As the war escalated, its unintended consequences multiplied. The French Army’s reliance on torture and summary executions poisoned the legitimacy of their cause. Newspapers in Paris published exposés; Jean-Paul Sartre condemned the war as a crime against humanity. Yet the government, fearing both defeat and humiliation, pressed on. The FLN, too, was not above atrocity. In August 1955, in Philippeville, FLN units massacred hundreds of European men, women, and children. French reprisals were even bloodier—thousands of Muslims killed in a matter of days. The cycle of revenge became self-sustaining, each atrocity hardening hearts and fueling the next.
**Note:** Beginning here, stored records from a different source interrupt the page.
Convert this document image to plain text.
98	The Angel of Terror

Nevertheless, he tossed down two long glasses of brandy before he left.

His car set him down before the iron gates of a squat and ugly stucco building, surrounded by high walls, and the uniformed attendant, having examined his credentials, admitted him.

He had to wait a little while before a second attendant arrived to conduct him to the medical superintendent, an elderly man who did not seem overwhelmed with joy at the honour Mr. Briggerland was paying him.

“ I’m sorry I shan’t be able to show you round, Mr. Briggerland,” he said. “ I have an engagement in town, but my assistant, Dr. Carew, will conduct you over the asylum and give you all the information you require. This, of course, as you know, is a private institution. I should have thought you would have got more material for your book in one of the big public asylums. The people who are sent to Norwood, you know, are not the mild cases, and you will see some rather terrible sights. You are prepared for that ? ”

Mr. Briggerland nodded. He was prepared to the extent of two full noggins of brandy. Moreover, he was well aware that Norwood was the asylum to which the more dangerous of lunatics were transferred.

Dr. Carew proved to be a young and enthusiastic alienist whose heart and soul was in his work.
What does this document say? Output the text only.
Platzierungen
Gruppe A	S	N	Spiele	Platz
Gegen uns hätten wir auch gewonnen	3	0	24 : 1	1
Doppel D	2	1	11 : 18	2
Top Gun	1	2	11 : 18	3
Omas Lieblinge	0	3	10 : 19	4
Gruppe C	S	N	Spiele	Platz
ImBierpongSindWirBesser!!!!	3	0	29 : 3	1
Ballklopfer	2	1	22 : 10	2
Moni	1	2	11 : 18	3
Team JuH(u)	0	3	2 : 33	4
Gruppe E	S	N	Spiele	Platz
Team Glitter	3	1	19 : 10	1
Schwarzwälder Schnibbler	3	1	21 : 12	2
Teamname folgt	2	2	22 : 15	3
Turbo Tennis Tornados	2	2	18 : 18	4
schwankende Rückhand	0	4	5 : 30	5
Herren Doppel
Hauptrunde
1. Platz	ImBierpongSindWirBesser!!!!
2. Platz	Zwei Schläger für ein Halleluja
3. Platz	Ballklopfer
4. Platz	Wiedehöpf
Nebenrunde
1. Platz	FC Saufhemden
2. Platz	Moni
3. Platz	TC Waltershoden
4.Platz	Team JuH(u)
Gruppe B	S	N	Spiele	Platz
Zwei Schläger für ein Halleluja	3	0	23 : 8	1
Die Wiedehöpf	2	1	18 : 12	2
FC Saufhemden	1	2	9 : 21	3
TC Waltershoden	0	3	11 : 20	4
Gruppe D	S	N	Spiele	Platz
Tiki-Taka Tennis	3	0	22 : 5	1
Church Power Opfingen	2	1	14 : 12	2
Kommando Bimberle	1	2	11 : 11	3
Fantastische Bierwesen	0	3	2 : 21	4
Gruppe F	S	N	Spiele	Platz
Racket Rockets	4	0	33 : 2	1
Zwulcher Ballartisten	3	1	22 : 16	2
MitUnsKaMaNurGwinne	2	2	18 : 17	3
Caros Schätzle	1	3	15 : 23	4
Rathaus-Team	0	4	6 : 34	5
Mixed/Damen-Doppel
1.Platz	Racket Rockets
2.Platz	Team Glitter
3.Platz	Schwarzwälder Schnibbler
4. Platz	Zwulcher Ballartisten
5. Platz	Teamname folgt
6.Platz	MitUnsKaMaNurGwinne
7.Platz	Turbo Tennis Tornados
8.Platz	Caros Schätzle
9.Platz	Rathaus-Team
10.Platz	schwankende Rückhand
By 1957, the war had reached a fever pitch. French intelligence, using informers and networks of collaborators known as harkis, struck at FLN cells. Many harkis, caught between loyalty and survival, became targets themselves—killed by the FLN in brutal executions, their families marked for retribution. The frontlines blurred; nowhere was safe. The stench of burning flesh, the taste of dust, the constant fear—these became the rhythms of daily life. In the countryside, the cold at night bit through threadbare blankets, while in the cities, sleeplessness and suspicion unsettled every household.
The French public, once supportive, grew weary. The coffins arriving from Algeria multiplied; mothers grieved at railway stations, faces etched with despair. In Paris, students marched, calling for peace with a determination born of outrage and fatigue. In Algiers, the Army dug in, determined to win at any cost. The conflict had become a war not only for territory, but for the soul of France and the future of Algeria.
At the height of the Battle of Algiers, the FLN’s urban network was systematically dismantled. Leaders were captured, tortured, and killed. The city, pacified for the moment, hummed with a sullen quiet. But in the mountains, the struggle raged on. The French believed victory was near, but the war was only entering its most dangerous phase. The violence had taken on a life of its own, and the lines between victim and perpetrator, justice and vengeance, grew ever more blurred. The cost—measured in bodies, broken families, and haunted memories—was still mounting, with no end in sight.